On Wednesday, I went to nearby Maastricht for the workshop Participatory knowledge production 2.0: Critical views and experiences together with my colleagues Isa Peters and Katrin Weller. The workshop, hosted by the Virtual Knowledge Studio Maastricht, was a single-day, round table-style event that attracted participants from a variety of disciplines (e.g. STS, sociology, literature, [social] geography). Short papers contributed by a group of participants were discussed in depth, first by a so-called respondent (a colleague who presents the central points made in the paper and then critiques it) and then by the entire group. I discussed a paper by René König titled Wikipedia: participatory knowledge production or elite knowledge representation? which made some very relevant points on the conservative nature of Wikipedia as a natural result of it’s participatory model. Other topics included e-healthcare portals, WikiLeaks, open art criticism, theorycrafting in games, online fandoms and participatory GIS (see the program for details).

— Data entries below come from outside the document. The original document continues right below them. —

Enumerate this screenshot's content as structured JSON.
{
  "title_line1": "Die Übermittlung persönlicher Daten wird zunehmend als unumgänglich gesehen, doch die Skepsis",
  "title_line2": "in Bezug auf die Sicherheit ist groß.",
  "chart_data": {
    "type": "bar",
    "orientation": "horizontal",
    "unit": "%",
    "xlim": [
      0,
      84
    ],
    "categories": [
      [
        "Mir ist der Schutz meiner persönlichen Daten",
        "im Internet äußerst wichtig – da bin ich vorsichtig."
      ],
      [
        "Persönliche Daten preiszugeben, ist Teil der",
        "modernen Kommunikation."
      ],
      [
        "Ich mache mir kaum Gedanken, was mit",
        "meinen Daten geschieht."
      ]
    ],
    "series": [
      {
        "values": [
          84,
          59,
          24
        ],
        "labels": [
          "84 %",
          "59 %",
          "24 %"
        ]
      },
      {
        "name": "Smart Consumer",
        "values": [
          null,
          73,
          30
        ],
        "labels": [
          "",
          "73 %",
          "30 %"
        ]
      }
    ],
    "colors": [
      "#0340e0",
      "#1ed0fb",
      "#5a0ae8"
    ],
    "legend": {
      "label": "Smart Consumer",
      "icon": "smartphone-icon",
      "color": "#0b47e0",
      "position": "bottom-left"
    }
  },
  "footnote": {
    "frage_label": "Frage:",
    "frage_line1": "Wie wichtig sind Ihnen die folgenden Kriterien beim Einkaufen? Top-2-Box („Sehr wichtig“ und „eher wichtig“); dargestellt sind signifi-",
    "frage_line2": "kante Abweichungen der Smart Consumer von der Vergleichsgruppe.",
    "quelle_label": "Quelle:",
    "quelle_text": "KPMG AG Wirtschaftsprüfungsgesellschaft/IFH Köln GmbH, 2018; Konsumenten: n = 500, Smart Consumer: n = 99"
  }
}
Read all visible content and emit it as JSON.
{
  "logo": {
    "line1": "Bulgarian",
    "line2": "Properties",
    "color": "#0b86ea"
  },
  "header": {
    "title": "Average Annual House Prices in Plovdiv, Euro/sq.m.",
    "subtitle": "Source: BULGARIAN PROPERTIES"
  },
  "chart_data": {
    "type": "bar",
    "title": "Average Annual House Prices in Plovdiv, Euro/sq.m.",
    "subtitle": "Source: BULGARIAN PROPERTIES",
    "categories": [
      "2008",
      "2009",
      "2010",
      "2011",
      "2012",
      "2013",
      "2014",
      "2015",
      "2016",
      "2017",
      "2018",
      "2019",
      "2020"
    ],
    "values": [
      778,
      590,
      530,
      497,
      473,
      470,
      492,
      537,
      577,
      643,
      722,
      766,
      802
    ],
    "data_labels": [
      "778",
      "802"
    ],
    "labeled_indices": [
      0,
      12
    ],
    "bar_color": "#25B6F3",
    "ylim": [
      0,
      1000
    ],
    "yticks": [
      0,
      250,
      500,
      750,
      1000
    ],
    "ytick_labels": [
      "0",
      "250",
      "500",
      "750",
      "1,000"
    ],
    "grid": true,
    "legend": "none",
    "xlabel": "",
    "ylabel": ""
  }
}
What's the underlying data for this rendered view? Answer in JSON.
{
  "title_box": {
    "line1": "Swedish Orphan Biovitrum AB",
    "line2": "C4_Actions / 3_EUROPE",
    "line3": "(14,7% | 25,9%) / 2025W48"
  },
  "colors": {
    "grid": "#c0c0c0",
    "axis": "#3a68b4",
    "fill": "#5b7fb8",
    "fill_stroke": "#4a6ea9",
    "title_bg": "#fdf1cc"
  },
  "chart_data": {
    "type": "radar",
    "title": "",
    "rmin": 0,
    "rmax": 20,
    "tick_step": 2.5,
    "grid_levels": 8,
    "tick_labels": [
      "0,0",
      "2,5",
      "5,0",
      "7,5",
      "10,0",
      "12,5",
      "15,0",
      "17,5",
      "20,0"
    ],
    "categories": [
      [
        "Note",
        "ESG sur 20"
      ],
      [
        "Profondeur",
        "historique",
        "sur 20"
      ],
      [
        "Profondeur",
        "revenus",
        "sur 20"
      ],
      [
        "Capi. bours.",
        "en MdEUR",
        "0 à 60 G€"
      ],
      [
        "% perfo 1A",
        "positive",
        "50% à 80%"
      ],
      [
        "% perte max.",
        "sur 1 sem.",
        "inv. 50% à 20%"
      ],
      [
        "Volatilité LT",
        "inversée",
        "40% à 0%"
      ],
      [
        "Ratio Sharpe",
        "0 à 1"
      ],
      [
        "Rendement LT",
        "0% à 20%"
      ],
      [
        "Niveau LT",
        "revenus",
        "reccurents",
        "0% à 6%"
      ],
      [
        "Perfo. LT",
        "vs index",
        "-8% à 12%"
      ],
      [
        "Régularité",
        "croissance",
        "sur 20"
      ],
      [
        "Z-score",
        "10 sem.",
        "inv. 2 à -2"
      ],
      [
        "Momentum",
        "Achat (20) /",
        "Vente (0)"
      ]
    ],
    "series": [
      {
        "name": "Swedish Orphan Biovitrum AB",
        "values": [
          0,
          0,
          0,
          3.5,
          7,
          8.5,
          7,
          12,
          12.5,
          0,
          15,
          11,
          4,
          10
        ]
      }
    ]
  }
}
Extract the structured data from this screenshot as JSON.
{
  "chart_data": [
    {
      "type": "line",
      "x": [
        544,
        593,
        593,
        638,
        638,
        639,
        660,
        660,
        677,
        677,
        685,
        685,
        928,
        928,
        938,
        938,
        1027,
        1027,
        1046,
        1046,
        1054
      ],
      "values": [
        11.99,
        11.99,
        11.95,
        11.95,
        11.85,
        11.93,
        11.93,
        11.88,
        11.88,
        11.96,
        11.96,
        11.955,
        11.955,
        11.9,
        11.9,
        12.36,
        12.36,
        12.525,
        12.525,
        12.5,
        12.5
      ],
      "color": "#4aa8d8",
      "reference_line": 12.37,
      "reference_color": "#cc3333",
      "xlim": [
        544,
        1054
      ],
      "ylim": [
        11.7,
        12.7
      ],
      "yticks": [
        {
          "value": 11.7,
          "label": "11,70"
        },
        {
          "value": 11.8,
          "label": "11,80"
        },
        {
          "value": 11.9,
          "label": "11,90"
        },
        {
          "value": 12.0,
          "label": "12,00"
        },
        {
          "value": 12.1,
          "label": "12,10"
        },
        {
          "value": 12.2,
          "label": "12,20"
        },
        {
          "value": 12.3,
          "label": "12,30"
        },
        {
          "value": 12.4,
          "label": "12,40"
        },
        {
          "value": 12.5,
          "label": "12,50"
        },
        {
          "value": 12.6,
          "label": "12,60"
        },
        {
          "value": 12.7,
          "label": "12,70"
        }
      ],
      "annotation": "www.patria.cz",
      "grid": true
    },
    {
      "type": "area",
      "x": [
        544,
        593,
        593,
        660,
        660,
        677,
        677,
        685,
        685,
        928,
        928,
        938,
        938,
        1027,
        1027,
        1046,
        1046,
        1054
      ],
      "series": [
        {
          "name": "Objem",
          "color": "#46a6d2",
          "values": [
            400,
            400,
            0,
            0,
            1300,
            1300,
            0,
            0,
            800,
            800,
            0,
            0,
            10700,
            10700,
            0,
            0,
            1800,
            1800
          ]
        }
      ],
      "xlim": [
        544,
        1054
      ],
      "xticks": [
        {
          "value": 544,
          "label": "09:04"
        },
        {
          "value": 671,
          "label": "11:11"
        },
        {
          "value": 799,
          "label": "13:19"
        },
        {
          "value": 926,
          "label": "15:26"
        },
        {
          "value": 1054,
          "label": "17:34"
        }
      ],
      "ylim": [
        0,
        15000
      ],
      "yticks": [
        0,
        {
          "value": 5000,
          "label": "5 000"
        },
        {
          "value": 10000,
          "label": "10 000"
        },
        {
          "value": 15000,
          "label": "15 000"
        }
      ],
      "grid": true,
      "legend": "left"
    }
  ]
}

The lack of multiple conference tracks, Powerpoint and other distractions (there was no open wifi) meant that participants focused closely on the discussion at hand and really engaged with one another. It’s a great event format for intense thought and debate and I’d love to use it in the future — ideally at a remote location where people can’t escape.
I can’t really give a concise summary of everything that was discussed, but the program and the Twitterstream will give you an impression of the dominant themes.
VKS Maastricht’s Sally Wyatt, the workshop chair, summarized the common direction of the four sessions as follows (my notes):
- How inclusive is digital technology really? This was a recurring theme: beyond narratives of the Internet as a liberating force, how open are digital environments (from mapping systems and health portals to Wikipedia and the Google Art Project?
- What is the relationship of software and hardware to systems of power and control? What kind of ideology is inherent in computation?
- Participation as a form of surveillance, co-creation as a form of exploitation.
- Theory, methods and approaches to studying these and related issues.
What made the workshop very productive and stimulating to me was the healthy mix of critical perspective and empirical research. We didn’t just debate digital technology in an abstract fashion (which is sometimes a danger with very bookish scholars who don’t actually use a given technology, but feel free to interpret it before the background of their favorite theory) and we also refrained from assembling statistics or anecdotes without relation to a bigger picture.
I greatly enjoyed meeting everyone at VKS and the other participants and look forward both to a publication that might follow and to future VKS events relating to digital themes.